For instance, try making sense of the blackmailer’s characrer arc you’ll go nuts. Kudos to the film for championing a good, inclusive message but it sure could have benefitted greatly from a director with a better sense of emotional realism.
PAUL, APOSTLE OF CHRIST * (108 minutes) M
Amidst the dust and rock of post-Christ Rome, the pre-apostle Paul (James Faulkner) takes meetings with card-carrying Apostle Luke (Jim Caviezel, aka Jesus from The Passion of the Christ), who sits in an uncomfortable prison cell awaiting an uncertain future.
Paul’s job is to siphon every bit of wisdom he can and, in the process, make amends for the Christian-slaughtering enemy of God he was beforehand.
Made by Sony’s faith-based division Affirm, this largely inert, dramatically sluggish film is a tough sell. Especially irritating are the bland, heavy-browed performances and the mentions of feeding Christians to the lions in the nearby Colosseum, which don’t pay off.
It’s just as well the film is being released at the time of forgiveness, because you’re going to have to do a lot of that to get through it. Chalk this dreary biblical drama up as a worthy companion piece to Mary Magdalene.
EARLY MAN ** (89 minutes) PG
The latest from Aardman animation is a visually attractive misfire. A family of crater-dwelling, Cockney-accented cave people encounter an advanced race of humans determined to raze their forest homeland.

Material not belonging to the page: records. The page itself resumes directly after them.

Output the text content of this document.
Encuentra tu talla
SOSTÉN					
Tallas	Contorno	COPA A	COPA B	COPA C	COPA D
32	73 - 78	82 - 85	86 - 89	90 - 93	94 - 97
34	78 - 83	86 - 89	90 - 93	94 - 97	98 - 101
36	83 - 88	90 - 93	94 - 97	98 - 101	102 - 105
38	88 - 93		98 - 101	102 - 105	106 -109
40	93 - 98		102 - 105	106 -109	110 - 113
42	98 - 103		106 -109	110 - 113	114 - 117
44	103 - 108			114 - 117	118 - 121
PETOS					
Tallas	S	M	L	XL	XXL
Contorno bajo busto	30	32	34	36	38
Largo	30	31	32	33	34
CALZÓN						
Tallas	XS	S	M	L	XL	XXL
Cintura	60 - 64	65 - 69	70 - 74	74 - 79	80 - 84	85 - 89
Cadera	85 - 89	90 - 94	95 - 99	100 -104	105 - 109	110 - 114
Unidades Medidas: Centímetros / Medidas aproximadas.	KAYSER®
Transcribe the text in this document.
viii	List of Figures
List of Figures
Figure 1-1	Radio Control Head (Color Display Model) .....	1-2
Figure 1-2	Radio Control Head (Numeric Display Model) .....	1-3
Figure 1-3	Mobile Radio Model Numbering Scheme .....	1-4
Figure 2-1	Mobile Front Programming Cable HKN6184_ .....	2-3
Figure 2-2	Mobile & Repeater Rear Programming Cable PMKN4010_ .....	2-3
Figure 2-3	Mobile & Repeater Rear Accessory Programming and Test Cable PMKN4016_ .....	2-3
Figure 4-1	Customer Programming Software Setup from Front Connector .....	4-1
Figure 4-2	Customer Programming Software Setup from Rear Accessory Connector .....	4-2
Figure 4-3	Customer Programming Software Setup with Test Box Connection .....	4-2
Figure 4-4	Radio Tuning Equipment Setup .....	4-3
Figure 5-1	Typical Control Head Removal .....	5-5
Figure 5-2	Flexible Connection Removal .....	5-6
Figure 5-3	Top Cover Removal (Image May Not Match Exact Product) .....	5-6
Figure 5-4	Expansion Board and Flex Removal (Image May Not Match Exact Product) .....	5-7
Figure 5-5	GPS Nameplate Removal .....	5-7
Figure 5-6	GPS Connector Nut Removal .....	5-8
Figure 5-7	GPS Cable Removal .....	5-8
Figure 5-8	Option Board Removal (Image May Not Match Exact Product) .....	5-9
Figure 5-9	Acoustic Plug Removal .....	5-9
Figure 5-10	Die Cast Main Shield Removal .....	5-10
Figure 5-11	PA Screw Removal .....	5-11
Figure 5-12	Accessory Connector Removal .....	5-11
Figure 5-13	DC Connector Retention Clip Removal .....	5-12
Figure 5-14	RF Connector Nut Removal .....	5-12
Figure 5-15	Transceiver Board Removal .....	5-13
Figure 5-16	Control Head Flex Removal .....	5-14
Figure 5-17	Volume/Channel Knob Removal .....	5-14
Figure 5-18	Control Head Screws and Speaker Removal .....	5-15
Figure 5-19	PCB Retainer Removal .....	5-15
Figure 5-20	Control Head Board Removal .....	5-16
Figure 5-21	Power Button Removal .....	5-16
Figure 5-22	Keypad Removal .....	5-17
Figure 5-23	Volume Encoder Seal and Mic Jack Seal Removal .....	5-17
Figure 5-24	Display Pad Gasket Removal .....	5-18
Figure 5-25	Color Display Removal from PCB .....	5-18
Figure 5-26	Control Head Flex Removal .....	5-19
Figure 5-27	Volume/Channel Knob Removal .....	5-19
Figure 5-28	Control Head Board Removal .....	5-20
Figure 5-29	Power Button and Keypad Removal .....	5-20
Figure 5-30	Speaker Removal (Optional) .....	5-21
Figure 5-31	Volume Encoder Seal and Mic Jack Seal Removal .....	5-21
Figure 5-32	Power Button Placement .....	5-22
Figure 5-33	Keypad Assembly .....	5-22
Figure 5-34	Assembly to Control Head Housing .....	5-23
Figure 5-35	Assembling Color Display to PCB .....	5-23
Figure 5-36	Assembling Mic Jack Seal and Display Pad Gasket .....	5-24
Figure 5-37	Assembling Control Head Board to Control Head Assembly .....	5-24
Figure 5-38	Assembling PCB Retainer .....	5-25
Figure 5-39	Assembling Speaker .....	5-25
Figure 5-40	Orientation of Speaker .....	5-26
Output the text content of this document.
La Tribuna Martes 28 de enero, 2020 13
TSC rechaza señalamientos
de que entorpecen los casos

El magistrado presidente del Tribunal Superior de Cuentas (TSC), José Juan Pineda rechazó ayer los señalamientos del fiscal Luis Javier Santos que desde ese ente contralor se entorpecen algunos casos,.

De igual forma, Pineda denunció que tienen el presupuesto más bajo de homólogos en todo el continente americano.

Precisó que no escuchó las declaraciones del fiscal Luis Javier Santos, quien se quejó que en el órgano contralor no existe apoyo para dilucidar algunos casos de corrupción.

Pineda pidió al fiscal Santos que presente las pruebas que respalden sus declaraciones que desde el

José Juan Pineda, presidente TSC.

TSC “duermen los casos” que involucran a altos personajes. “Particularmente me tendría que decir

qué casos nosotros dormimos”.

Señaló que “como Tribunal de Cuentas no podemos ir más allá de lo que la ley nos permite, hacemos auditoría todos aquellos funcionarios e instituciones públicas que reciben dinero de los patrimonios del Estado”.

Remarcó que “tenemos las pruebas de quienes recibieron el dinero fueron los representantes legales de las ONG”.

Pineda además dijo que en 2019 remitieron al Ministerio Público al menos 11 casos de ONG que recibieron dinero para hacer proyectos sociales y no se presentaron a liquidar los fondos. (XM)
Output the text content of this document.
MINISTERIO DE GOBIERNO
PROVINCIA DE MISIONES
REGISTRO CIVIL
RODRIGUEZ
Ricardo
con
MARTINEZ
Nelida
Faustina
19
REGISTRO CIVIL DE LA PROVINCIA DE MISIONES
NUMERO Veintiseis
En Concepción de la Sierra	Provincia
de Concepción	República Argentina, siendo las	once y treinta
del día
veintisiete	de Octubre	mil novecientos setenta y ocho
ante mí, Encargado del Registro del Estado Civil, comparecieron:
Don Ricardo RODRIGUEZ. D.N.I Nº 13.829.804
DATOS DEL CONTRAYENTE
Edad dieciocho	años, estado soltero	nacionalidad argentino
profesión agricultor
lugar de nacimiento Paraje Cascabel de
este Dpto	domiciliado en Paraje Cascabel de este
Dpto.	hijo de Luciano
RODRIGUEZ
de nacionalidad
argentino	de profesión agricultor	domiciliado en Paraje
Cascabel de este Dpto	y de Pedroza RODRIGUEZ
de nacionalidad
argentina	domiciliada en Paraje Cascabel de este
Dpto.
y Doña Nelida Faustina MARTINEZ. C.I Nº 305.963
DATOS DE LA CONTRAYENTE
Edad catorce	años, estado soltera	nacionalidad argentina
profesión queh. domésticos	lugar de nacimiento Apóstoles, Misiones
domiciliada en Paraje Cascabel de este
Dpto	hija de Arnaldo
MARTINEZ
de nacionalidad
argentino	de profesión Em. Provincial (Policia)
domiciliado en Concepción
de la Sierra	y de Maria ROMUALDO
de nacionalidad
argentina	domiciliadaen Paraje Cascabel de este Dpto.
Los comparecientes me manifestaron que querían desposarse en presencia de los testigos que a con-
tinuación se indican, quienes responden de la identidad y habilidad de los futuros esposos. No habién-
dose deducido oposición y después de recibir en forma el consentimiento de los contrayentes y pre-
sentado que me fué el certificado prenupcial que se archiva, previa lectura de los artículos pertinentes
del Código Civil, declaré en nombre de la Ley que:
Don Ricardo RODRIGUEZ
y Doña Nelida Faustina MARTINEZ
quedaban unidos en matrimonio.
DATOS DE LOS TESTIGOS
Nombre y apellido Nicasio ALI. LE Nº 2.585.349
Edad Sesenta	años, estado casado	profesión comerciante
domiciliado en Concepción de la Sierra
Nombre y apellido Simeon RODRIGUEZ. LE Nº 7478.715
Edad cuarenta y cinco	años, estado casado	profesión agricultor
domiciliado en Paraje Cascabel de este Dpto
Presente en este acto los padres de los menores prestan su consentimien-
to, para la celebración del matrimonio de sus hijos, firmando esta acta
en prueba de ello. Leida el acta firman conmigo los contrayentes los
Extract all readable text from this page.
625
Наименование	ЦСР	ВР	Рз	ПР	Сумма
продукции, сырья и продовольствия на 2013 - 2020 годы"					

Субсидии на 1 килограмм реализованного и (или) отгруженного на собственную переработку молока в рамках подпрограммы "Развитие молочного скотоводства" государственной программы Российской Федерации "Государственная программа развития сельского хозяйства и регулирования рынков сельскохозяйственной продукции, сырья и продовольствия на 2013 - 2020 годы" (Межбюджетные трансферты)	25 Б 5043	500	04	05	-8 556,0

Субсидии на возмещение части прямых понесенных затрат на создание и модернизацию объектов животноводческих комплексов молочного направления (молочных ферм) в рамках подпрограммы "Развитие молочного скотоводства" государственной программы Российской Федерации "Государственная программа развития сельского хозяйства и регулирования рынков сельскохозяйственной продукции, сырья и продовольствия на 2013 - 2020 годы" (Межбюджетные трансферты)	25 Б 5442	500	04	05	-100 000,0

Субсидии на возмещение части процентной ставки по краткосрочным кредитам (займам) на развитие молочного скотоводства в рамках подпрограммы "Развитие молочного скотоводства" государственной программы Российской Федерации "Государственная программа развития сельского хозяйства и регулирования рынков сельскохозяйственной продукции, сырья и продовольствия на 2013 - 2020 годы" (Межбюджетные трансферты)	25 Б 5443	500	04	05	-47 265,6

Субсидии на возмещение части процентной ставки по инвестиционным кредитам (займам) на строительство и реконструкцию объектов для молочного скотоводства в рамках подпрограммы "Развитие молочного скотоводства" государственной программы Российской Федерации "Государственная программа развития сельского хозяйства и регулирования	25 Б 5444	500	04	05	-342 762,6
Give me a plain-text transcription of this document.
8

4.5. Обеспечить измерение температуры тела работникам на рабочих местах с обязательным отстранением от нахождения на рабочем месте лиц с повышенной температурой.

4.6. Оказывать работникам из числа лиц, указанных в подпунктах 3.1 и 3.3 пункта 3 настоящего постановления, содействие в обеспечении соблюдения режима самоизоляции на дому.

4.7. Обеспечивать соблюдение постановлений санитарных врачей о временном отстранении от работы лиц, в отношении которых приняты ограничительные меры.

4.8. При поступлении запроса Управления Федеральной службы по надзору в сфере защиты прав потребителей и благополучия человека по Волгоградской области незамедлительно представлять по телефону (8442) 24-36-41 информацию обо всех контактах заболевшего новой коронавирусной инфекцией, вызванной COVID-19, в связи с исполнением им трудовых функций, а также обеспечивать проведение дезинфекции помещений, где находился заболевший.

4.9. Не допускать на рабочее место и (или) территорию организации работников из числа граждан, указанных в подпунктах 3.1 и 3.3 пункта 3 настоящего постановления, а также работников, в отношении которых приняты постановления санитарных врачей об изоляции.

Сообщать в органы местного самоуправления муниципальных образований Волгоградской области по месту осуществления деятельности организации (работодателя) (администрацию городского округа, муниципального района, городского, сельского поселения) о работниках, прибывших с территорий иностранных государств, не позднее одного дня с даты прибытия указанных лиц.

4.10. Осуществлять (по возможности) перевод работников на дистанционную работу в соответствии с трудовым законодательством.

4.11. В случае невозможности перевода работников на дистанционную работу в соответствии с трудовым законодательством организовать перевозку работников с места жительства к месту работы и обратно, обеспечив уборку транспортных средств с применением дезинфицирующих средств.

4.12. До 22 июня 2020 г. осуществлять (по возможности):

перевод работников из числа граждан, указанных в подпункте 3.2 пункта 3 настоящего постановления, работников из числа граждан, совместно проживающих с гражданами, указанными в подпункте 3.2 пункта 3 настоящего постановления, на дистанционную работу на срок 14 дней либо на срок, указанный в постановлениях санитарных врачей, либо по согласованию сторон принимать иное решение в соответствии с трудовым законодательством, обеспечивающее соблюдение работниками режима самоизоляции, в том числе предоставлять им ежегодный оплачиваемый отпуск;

To settle the matter they play a game of soccer. If the invaders win, the cave people lose their home. If the cave people win, they get to remain cave people.
The charm of stop-motion animation can’t quite make up for the ultra-weak story premise and flat characters, with four-time Oscar-winning director Nick Park struggling to inject the visual wit we see in Shaun the Sheep and Wallace & Gromit.
Also, a niggling point for adults is why the idea of progress is seen as a negative. If the cave people win the competition they get to reject any improvement in their awful lifestyle. Surely, the cliche of developers and progress as evil has had its day. After all, on balance, civilisation has turned out to be a pretty good thing.